2. **Feature Engineering**: Three main features were defined: duration, intensity level, and severity. Duration refers to the continuous period during which the API value is greater than 100; intensity level refers to the maximum API value within a certain duration; severity refers to the cumulative value of API greater than 100 within a certain duration.
3. **Model Selection**: The Naive Bayes model was chosen as the classifier due to its simplicity, efficiency, and accuracy.
4. **Model Training and Evaluation**: The dataset was split into a training set (70%) and a test set (30%), using cross-validation and hyperparameter tuning to optimize model performance. The model's accuracy, sensitivity, specificity, and other metrics were evaluated using a confusion matrix.

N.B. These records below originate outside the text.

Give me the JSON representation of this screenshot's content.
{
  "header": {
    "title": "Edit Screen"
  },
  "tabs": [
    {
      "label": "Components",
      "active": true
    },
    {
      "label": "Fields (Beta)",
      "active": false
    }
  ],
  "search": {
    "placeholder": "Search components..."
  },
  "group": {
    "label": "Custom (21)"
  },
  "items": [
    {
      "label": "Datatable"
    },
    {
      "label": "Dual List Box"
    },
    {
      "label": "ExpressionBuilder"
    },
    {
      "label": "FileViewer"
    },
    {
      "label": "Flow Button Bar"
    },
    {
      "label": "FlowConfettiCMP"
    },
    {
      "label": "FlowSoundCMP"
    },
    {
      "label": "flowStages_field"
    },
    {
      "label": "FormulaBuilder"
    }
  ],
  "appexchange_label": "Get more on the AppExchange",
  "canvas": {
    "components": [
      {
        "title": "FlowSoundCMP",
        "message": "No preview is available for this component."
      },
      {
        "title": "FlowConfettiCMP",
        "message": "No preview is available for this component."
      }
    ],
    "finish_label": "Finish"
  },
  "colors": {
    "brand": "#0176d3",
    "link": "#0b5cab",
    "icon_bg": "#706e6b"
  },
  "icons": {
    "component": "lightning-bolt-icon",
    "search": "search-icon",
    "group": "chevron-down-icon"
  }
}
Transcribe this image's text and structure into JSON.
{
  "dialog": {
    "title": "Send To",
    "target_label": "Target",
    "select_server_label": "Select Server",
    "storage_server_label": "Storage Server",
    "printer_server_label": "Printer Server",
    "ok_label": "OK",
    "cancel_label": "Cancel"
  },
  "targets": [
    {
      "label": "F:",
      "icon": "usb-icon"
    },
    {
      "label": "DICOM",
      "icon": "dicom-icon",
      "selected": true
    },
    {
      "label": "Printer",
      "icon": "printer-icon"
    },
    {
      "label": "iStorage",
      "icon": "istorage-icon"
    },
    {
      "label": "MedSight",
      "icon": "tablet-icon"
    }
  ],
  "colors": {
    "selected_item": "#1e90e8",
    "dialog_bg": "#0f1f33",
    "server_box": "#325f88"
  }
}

### Results and Discussion
- **Data Distribution**: The distribution of duration and intensity showed skewness, so non-parametric kernel density estimation was used as an alternative to the Gaussian distribution model.
- **Model Performance**: The trained Naive Bayes model achieved an accuracy of 0.9751, sensitivity of 0.9661, and specificity of 0.9789 on the training set. It also performed well on the test set, indicating good generalization ability.
- **Comparative Analysis**: Compared to other classification methods (such as linear discriminant analysis, quadratic discriminant analysis, and multiple discriminant analysis), the Naive Bayes model performed better in terms of accuracy and performance.
### Conclusion
The study proposes a probabilistic classification method based on the Naive Bayes model to predict the severity of air pollution events. This method is not only accurate and efficient but also provides reliable decision support information, aiding public institutions in monitoring and managing sustainable air quality.